SMB was used for this second refine experiment.

Janie
Nice so the issue for that was heat or no heat? Because I don't usually use heat when dropping gold. But thanks! I'll try and have things heated when I drop gold from now on.
 
For a beginner, dissolve the SMB in water. Boiling the powder in water alone will settle the powder better. H2SO4 will help. After the drop, decant the solution to another vessel and heat the solution to 200° F for two hours and then remove from heat and allow to cool. Test the solution with stannous chloride. If negative, decant and evaporate and send it to the stock pot. Check for any extra dropped powder.
 
Nice so the issue for that was heat or no heat? Because I don't usually use heat when dropping gold. But thanks! I'll try and have things heated when I drop gold from now on.
Actually you need to be more concerned about keeping it cool. SMB produces an exothermic reaction.
 
What did you cement with?
I didn't cement anything. I was just wondering if instead of dropping with SMB I could cement out my gold with copper and possibly change the black dirty water it keeps going back to. But Im just planning on following the instructions that someone posted a link to the thread for cleaning up the gold.
 
I didn't cement anything. I was just wondering if instead of dropping with SMB I could cement out my gold with copper and possibly change the black dirty water it keeps going back to. But Im just planning on following the instructions that someone posted a link to the thread for cleaning up the gold.
You can try.
 
So I'm trying to follow that thread that Martijn posted on this thread. But I'm scared to do all that boiling. Because my hot plate won't boil since I have a catch jar or dish underneath it. And my other hot plate is a simple thing that you're supposed to cook food with so it gets really hot and has broken many glasses of mine. Do you really actually boil it? And that many times?! Don't they break glass too? I'm just hesitant.
 
So I'm trying to follow that thread that Martijn posted on this thread. But I'm scared to do all that boiling. Because my hot plate won't boil since I have a catch jar or dish underneath it. And my other hot plate is a simple thing that you're supposed to cook food with so it gets really hot and has broken many glasses of mine. Do you really actually boil it? And that many times?! Don't they break glass too? I'm just hesitant.
Then get some proper gear or some makeshift things.
I use a sheet of fiberglass between my catch basin and the hotplate and then one between the catch basin and the glassware.
 
Proper glass is #1 priority. They are fairly cheap when measuring cost versus the risk of loosing your gold. Been there done that, put a stop to it quick and never look back.

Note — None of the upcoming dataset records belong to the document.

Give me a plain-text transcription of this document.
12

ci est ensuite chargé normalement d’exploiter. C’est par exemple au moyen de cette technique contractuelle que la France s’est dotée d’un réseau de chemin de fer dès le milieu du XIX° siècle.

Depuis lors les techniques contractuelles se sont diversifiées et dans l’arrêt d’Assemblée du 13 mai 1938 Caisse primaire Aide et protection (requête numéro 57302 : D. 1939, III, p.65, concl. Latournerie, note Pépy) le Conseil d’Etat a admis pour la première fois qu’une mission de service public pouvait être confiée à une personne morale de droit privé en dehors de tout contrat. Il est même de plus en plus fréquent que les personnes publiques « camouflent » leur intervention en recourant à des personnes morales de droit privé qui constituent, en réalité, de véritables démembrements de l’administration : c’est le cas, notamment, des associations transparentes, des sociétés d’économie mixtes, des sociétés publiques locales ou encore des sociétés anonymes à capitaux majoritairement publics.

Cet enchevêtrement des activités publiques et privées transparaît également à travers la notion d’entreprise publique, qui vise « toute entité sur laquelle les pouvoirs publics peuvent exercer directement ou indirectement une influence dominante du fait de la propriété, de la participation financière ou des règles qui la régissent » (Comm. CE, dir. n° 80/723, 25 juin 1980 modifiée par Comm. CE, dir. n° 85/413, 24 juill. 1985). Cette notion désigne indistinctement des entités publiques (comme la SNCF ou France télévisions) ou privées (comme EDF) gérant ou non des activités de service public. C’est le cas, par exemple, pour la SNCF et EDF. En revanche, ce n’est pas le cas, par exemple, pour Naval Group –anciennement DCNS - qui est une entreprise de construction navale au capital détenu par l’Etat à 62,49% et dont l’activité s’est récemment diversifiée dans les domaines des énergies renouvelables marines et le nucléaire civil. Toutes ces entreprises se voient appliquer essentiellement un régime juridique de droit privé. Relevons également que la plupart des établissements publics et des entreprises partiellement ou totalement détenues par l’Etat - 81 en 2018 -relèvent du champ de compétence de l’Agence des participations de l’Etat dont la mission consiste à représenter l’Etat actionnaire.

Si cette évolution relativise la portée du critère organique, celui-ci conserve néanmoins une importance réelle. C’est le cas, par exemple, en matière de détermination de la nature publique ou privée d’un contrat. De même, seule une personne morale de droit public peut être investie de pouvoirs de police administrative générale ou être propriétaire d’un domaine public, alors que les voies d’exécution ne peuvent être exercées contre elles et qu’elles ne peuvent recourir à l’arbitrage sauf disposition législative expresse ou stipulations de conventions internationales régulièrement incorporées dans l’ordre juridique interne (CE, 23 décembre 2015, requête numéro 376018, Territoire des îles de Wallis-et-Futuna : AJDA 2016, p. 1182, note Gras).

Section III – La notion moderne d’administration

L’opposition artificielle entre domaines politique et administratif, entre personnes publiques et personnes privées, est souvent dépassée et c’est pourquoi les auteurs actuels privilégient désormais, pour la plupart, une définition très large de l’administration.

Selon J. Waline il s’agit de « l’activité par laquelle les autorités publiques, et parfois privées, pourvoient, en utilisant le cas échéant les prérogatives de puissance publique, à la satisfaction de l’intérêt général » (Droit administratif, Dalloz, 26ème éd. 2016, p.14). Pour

Try a layer of sand in your catch pan. Clean sand is key but be very careful of scratches as it can cause cracks where the scratches make the glass weak.

Even a glass coffee pot is better than jars and drinking glasses.

Bring the heat up slower, most glass can be heated but not quickly. Boiling in plain glass is a disaster already beginning.
 
Proper glass is #1 priority. They are fairly cheap when measuring cost versus the risk of loosing your gold. Been there done that, put a stop to it quick and never look back.

Try a layer of sand in your catch pan. Clean sand is key but be very careful of scratches as it can cause cracks where the scratches make the glass weak.
That is why I use fiber glass mats.
 
I have plenty of Corning ware these days and good glassware, so I seldom use anything in my catch pans these days. But I still tend to bring the heat up slowly out of habit. Never thought about using fiberglass, Interesting what others come up with when trying to solve problems.